Despite the few case reports on Fraser syndrome in the specialized literature, the data available suggest an association between dental plaque, periodontal disease, and chronic lung disease. Therefore, the establishment of oral health protocols with a goal of reducing biofilm is essential to improve the health of these patients from the systemic point of view. In this case report, after the periodontal treatment with the clinical use of 2% chlorhexidine and PVP-I and the domiciliary use of 0.12% chlorhexidine, the complications associated with periodontal disease decreased, and since the initiation of treatment, the patient has not needed to be hospitalized because of chronic lung disease.

4. Conclusions

Despite the few case reports on Fraser syndrome in the specialized literature, the data available suggest an association between dental plaque, periodontal disease, and chronic lung disease. Therefore, the establishment of oral health protocols with a goal of reducing biofilm is essential to improve the health of these patients from the systemic point of view. In this case report, after the periodontal treatment with the clinical use of 2% chlorhexidine and PVP-I and the domiciliary use of 0.12% chlorhexidine, the complications associated with periodontal disease decreased, and since the initiation of treatment, the patient has not needed to be hospitalized because of chronic lung disease.

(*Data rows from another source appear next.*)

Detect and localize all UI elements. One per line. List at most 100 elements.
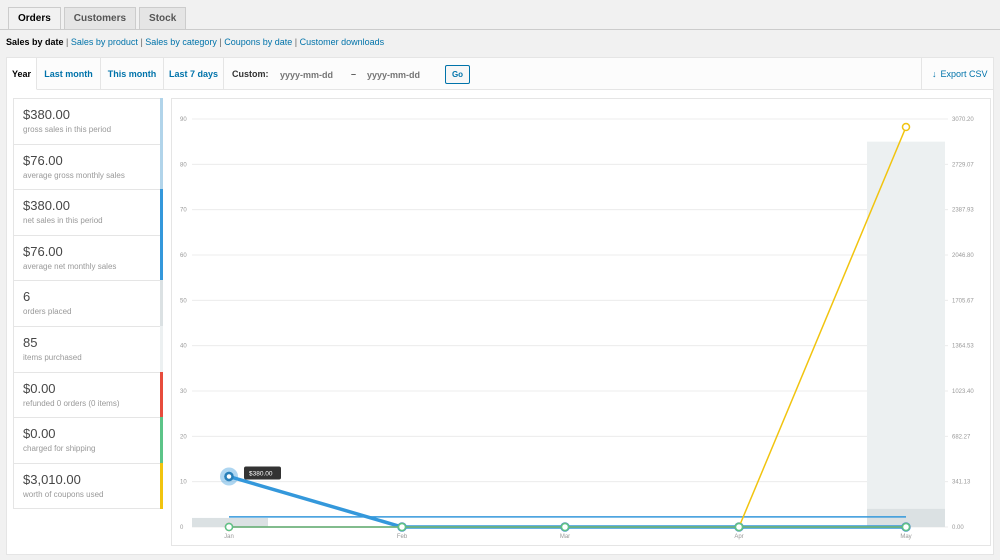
legend-description: average net monthly sales — [23, 261, 117, 271]
legend-color-bar — [160, 280, 163, 327]
legend-value: 85 — [23, 334, 38, 350]
legend-value: $380.00 — [23, 198, 70, 214]
y-left-tick-label: 0 — [180, 525, 184, 531]
legend-item[interactable]: $3,010.00 worth of coupons used — [14, 462, 163, 510]
tooltip-label: $380.00 — [249, 471, 273, 478]
y-right-tick-label: 341.13 — [952, 480, 971, 486]
y-right-tick-label: 2387.93 — [952, 208, 974, 214]
legend-description: orders placed — [23, 307, 72, 317]
legend-description: worth of coupons used — [23, 489, 104, 499]
legend-value: $76.00 — [23, 243, 63, 259]
range-last-month[interactable]: Last month — [37, 58, 101, 90]
legend-item[interactable]: $380.00 gross sales in this period — [14, 98, 163, 145]
y-right-tick-label: 1023.40 — [952, 389, 974, 395]
legend-item[interactable]: $0.00 refunded 0 orders (0 items) — [14, 371, 163, 419]
legend-color-bar — [160, 325, 163, 373]
tab-customers[interactable]: Customers — [63, 7, 137, 30]
legend-color-bar — [160, 462, 163, 510]
export-csv-button[interactable]: ↓ Export CSV — [921, 58, 993, 90]
subnav-sales-by-date[interactable]: Sales by date — [6, 37, 64, 47]
data-point[interactable] — [734, 522, 744, 532]
y-right-tick-label: 2046.80 — [952, 253, 974, 259]
legend-description: net sales in this period — [23, 216, 103, 226]
go-button[interactable]: Go — [445, 65, 470, 84]
y-left-tick-label: 50 — [180, 298, 187, 304]
x-tick-label: Apr — [734, 534, 743, 540]
y-left-tick-label: 70 — [180, 208, 187, 214]
legend-color-bar — [160, 371, 163, 419]
report-panel: Year Last month This month Last 7 days C… — [6, 57, 994, 555]
y-left-tick-label: 60 — [180, 253, 187, 259]
y-right-tick-label: 1364.53 — [952, 344, 974, 350]
legend-color-bar — [160, 189, 163, 236]
y-left-tick-label: 90 — [180, 117, 187, 123]
y-right-tick-label: 0.00 — [952, 525, 964, 531]
subnav-customer-downloads[interactable]: Customer downloads — [300, 37, 385, 47]
subnav-sales-by-category[interactable]: Sales by category — [145, 37, 217, 47]
range-last-7-days[interactable]: Last 7 days — [164, 58, 224, 90]
date-range-bar: Year Last month This month Last 7 days C… — [7, 58, 993, 90]
custom-range-label: Custom: — [232, 69, 269, 79]
sales-chart: 0 0.00 10 341.13 20 682.27 30 1023.40 40 1364.53 5… — [171, 98, 991, 546]
tab-stock[interactable]: Stock — [139, 7, 187, 30]
legend-description: items purchased — [23, 352, 82, 362]
legend-item[interactable]: $76.00 average net monthly sales — [14, 234, 163, 282]
y-right-tick-label: 1705.67 — [952, 298, 974, 304]
x-tick-label: Feb — [397, 534, 408, 540]
legend-value: $76.00 — [23, 152, 63, 168]
x-tick-label: May — [900, 534, 911, 540]
report-tabs: Orders Customers Stock — [8, 7, 187, 30]
x-tick-label: Jan — [224, 534, 234, 540]
y-left-tick-label: 40 — [180, 344, 187, 350]
legend-color-bar — [160, 234, 163, 282]
legend-color-bar — [160, 98, 163, 145]
chart-legend: $380.00 gross sales in this period $76.00 a… — [13, 98, 163, 510]
y-left-tick-label: 20 — [180, 434, 187, 440]
legend-value: 6 — [23, 289, 31, 305]
export-csv-label: Export CSV — [940, 69, 988, 79]
end-date-input[interactable] — [367, 67, 437, 82]
data-point[interactable] — [560, 522, 570, 532]
download-arrow-icon: ↓ — [932, 69, 937, 79]
legend-color-bar — [160, 143, 163, 191]
legend-description: average gross monthly sales — [23, 170, 125, 180]
start-date-input[interactable] — [280, 67, 350, 82]
legend-description: gross sales in this period — [23, 125, 112, 134]
y-right-tick-label: 3070.20 — [952, 117, 974, 123]
legend-value: $3,010.00 — [23, 471, 81, 487]
legend-value: $380.00 — [23, 107, 70, 122]
legend-color-bar — [160, 417, 163, 464]
hover-point[interactable] — [224, 471, 234, 482]
chart-bar — [867, 141, 945, 527]
subnav-sales-by-product[interactable]: Sales by product — [71, 37, 138, 47]
legend-value: $0.00 — [23, 426, 56, 442]
legend-item[interactable]: $0.00 charged for shipping — [14, 417, 163, 464]
x-tick-label: Mar — [560, 534, 570, 540]
series-line — [228, 475, 906, 528]
data-point[interactable] — [901, 122, 911, 132]
legend-description: charged for shipping — [23, 444, 96, 454]
y-left-tick-label: 30 — [180, 389, 187, 395]
data-point[interactable] — [901, 522, 911, 532]
range-year[interactable]: Year — [7, 58, 37, 90]
y-right-tick-label: 682.27 — [952, 434, 971, 440]
date-range-dash: – — [351, 69, 357, 79]
tab-orders[interactable]: Orders — [8, 7, 61, 30]
y-right-tick-label: 2729.07 — [952, 162, 974, 168]
legend-item[interactable]: $76.00 average gross monthly sales — [14, 143, 163, 191]
chart-canvas: 0 0.00 10 341.13 20 682.27 30 1023.40 40 1364.53 5… — [180, 117, 974, 540]
y-left-tick-label: 80 — [180, 162, 187, 168]
tab-divider — [0, 29, 1000, 30]
report-subnav: Sales by date | Sales by product | Sales… — [6, 37, 385, 47]
legend-item[interactable]: 6 orders placed — [14, 280, 163, 327]
y-left-tick-label: 10 — [180, 480, 187, 486]
legend-value: $0.00 — [23, 380, 56, 396]
legend-description: refunded 0 orders (0 items) — [23, 398, 120, 408]
legend-item[interactable]: $380.00 net sales in this period — [14, 189, 163, 236]
legend-item[interactable]: 85 items purchased — [14, 325, 163, 373]
data-point[interactable] — [397, 522, 407, 532]
data-point[interactable] — [224, 522, 234, 532]
subnav-coupons-by-date[interactable]: Coupons by date — [224, 37, 292, 47]
series-line — [228, 474, 906, 529]
range-this-month[interactable]: This month — [101, 58, 164, 90]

Based on the oral complications in this syndrome, the dentist should promote the patient’s oral health and a good overall quality of life, as oral health is closely associated with overall health and as diseases in general, including oral diseases, cause biological impairments and the systemic dissemination of infections.

Conflict of Interests

The authors declare that there is no conflict of interests regarding the publication of this paper.